Von beträchtlicher Bedeutung für die Resilienz der HBD sind die zahlreichen kleineren Fach- und Theoriezeitschriften, die sich keinerlei politisch korrekten Sprachregelungen unterwerfen und so als Vektoren des als Hate facts geschmähten Wissens fungieren. Zu nennen sind vor allem die US-Periodika The Occidental Quarterly mit Kevin MacDonald als Chefredakteur und Richard Lynn als wissenschaftlichem Beirat sowie American Renaissance von Jared Taylor (vgl. Sezession 69).

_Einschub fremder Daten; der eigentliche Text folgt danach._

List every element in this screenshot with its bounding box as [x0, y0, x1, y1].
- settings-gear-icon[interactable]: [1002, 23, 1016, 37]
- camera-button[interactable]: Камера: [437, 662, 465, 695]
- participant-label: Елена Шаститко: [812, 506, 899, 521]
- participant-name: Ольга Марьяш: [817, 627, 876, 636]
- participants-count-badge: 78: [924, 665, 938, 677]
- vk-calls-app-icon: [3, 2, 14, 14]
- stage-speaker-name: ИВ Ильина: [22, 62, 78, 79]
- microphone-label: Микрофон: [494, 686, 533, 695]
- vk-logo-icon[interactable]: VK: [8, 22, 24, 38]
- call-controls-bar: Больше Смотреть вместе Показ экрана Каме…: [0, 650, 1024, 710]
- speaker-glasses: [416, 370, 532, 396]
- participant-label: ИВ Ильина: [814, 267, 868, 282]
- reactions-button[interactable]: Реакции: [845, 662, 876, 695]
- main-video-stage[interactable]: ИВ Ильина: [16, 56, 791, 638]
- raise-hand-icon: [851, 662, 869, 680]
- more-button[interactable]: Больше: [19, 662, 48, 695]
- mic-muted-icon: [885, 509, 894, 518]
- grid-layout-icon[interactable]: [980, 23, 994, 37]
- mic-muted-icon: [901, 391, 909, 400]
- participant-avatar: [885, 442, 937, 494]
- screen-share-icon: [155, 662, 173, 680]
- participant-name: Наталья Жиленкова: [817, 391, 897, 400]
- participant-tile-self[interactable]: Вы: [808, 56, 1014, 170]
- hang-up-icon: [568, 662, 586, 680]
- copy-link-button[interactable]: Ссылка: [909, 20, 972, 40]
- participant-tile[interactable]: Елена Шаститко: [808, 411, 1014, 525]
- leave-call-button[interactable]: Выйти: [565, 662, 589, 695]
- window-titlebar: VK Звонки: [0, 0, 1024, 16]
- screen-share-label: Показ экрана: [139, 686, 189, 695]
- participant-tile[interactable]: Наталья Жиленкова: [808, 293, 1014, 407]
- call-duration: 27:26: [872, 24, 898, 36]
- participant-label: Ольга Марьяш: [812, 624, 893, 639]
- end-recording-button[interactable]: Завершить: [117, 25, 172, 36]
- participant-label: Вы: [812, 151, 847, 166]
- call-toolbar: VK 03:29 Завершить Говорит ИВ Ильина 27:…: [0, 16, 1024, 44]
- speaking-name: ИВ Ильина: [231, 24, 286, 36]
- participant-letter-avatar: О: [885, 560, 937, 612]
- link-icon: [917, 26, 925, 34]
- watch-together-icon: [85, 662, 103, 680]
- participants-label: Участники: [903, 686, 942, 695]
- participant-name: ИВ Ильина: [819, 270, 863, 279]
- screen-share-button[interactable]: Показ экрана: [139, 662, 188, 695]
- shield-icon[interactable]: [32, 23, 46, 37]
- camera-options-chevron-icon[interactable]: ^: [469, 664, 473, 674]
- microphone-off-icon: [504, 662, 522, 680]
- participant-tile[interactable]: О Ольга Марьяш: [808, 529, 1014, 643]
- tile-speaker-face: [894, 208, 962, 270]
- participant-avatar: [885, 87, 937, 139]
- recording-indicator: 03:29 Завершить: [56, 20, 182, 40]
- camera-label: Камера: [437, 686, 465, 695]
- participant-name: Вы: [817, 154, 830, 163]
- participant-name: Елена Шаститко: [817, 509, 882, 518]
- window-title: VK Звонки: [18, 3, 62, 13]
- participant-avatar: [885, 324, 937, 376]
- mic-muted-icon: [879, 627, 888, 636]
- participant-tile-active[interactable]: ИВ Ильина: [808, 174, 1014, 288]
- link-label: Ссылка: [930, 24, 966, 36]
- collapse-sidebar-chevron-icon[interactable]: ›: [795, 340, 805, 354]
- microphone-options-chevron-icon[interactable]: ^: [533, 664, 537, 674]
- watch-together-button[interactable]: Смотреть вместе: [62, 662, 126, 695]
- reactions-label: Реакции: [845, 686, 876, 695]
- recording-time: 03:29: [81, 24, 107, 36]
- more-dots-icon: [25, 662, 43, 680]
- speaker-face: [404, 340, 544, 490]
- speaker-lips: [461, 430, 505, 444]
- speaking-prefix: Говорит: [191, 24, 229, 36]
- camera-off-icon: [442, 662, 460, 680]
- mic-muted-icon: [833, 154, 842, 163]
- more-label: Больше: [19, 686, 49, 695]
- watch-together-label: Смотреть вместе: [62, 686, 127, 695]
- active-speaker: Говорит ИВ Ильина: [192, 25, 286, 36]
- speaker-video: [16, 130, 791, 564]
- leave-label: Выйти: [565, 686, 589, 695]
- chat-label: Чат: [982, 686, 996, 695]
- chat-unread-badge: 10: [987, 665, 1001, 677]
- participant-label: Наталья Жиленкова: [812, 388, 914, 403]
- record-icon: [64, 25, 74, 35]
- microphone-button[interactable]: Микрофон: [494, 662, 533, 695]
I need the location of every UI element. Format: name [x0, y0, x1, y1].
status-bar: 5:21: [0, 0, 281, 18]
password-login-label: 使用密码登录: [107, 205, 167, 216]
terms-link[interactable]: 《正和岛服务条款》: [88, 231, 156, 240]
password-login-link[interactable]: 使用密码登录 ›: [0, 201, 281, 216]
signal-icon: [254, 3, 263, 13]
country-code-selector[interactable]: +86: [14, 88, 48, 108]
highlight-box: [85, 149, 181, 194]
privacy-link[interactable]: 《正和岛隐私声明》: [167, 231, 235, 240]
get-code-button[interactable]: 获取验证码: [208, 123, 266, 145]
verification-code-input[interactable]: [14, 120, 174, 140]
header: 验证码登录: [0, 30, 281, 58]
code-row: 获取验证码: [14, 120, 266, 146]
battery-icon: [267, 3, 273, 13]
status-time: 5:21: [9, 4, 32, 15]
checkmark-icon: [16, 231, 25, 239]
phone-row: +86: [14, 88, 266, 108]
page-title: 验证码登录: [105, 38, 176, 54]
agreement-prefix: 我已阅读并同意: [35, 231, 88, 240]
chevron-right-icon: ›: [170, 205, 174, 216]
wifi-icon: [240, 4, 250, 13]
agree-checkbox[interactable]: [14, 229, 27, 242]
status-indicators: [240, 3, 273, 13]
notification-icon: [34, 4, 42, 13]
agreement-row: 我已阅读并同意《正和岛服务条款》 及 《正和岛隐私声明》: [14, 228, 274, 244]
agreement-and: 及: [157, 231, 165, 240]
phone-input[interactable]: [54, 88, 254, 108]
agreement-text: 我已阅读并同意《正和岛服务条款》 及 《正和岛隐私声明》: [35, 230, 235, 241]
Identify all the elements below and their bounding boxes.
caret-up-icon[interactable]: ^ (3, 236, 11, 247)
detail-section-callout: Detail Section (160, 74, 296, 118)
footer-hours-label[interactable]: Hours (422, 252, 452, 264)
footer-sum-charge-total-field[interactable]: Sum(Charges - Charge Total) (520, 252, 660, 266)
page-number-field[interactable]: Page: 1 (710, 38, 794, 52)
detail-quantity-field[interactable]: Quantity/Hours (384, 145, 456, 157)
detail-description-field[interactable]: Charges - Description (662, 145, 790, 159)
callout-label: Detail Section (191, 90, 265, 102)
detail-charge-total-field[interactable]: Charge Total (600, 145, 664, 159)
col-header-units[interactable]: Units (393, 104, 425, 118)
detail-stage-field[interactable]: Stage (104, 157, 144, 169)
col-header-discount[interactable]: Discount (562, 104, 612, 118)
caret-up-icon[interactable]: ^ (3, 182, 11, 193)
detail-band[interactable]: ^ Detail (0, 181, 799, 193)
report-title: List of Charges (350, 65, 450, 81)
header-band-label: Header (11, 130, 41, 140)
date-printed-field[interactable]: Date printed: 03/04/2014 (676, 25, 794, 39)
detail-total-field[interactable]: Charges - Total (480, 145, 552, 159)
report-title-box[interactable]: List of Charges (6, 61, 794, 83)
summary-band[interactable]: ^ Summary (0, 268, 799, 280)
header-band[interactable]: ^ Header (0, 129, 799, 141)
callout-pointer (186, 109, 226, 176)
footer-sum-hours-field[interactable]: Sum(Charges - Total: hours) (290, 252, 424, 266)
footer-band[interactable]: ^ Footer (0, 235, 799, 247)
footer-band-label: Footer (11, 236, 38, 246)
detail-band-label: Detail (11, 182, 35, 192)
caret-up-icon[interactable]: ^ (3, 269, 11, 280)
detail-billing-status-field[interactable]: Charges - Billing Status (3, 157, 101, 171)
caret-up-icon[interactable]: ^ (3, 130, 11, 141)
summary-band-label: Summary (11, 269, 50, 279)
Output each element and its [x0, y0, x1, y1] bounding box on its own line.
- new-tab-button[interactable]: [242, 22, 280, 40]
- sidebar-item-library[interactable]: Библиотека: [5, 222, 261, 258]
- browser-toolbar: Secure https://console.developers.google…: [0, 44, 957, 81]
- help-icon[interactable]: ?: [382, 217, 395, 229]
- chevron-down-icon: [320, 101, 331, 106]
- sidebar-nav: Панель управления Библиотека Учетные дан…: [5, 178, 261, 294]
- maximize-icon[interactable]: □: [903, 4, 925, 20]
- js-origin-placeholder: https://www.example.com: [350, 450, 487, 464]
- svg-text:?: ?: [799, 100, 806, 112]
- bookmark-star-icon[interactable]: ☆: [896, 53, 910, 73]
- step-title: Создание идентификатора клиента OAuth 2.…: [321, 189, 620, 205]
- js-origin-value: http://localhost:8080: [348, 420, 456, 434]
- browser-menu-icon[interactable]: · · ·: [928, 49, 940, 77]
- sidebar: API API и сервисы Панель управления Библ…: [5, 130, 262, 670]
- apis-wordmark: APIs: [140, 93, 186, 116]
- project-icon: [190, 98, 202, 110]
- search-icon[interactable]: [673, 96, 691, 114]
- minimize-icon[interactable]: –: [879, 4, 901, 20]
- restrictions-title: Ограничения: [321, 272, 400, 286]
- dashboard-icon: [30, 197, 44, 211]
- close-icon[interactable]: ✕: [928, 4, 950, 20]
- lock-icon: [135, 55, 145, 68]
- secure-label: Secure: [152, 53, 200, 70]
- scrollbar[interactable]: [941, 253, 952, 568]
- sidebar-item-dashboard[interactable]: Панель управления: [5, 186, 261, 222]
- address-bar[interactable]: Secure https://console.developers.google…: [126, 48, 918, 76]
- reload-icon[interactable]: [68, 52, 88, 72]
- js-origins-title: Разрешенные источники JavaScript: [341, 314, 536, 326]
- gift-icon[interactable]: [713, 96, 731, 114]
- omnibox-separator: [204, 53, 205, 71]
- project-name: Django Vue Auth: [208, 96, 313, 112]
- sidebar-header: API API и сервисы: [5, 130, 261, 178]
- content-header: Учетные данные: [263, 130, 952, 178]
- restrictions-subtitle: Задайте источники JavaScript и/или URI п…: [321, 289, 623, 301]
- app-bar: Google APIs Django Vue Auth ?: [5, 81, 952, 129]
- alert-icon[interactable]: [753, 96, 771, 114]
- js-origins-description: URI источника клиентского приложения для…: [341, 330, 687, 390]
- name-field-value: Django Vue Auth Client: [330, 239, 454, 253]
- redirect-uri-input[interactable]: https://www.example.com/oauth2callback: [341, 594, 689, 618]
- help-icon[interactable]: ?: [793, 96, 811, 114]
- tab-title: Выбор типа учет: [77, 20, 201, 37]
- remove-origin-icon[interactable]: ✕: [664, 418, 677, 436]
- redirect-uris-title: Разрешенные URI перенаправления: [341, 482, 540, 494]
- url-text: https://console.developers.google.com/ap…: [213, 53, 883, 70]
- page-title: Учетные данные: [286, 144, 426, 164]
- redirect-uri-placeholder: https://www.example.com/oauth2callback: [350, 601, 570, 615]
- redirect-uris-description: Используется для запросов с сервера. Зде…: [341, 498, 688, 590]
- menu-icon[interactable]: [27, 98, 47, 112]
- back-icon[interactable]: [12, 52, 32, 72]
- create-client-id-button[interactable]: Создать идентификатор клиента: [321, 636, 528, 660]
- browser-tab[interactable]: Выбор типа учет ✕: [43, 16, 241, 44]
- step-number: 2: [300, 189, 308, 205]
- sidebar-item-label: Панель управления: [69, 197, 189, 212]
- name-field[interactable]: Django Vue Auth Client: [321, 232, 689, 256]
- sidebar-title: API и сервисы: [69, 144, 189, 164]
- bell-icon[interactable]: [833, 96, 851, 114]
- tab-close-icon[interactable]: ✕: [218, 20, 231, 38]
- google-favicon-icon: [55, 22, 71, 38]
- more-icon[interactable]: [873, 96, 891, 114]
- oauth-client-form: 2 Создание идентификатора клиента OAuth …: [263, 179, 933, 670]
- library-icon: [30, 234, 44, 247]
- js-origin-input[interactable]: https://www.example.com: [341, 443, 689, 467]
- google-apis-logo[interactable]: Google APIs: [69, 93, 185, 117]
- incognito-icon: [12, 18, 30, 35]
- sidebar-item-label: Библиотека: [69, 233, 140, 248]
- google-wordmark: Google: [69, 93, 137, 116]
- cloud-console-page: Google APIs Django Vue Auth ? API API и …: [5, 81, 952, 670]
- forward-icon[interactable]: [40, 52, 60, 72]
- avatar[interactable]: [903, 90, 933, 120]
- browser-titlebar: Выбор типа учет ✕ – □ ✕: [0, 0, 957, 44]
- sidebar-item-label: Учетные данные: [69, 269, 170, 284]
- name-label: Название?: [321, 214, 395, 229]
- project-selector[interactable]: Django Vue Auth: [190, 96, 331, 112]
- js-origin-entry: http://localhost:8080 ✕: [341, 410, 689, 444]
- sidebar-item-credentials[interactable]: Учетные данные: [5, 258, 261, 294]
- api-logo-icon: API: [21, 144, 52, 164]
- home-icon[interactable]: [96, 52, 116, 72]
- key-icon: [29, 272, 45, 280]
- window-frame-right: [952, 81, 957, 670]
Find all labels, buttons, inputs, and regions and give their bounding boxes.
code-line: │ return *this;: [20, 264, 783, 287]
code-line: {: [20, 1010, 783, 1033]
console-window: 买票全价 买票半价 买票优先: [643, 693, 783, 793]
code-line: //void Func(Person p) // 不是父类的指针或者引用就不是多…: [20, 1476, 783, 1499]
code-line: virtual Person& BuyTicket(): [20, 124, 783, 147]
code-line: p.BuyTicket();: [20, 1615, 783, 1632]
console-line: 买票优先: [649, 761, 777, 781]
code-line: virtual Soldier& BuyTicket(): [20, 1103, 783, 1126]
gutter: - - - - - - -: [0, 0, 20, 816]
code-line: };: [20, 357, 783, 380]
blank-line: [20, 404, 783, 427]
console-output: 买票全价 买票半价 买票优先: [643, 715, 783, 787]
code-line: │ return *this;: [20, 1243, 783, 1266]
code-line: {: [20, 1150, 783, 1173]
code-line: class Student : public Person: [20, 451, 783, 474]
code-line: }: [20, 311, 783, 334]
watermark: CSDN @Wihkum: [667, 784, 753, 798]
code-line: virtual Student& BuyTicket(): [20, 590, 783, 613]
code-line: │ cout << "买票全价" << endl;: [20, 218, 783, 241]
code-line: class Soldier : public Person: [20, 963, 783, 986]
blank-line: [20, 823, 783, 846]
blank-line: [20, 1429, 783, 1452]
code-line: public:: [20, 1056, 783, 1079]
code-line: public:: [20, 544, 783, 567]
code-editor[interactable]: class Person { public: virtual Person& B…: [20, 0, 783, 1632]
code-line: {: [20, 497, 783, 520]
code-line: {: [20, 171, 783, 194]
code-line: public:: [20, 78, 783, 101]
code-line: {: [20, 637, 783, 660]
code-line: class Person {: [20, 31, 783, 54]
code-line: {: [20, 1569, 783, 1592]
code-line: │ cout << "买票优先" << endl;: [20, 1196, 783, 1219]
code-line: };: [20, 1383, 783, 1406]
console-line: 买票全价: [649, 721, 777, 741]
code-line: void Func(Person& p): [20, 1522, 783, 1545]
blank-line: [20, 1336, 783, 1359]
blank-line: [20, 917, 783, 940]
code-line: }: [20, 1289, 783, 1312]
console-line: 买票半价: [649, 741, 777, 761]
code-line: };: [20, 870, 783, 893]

Im Vereinigten Königreich erscheint bereits seit 1961 die anthropologische Vierteljahrsschrift Mankind Quarterly, geleitet vom deutschen Biochemiker Gerhard Meisenberg mit abermals Richard Lynn als seinem Stellvertreter.
Und in Deutschland? Hier sind der Genetiker und Sozialhistoriker Volkmar Weiss (vor allem mit Die IQ-Falle. Intelligenz, Sozialstruktur und Politik, 2000) sowie der Anthropologe Andreas Vonderach (insbes. Sozialbiologie. Geschichte und Ergebnisse, 2012; demnächst Gab es Germanen?) zu nennen. Was das alles soll? Der HBD-Fraktion geht es insbesondere um einen grundlegenden Wandel in der Realpolitik, weg von egalitären Phantastereien, die nur Spannungen verschärfen, und hin zu einer gezielten – und empirisch fundierten – Ungleichbehandlung. Den politischen Nennwert der Hate facts beschreibt Michael Levin am prägnantesten:
Erst zu bestimmen, was fair sei, und dann auf dieser Grundlage die bestehenden gesellschaftlichen Verhältnisse zu attackieren, zäumt das Pferd von hinten auf. Die richtige Vorgehensweise ist, zuerst die Fakten zu prüfen und in ihrem Licht den Zustand der Gesellschaft zu beurteilen.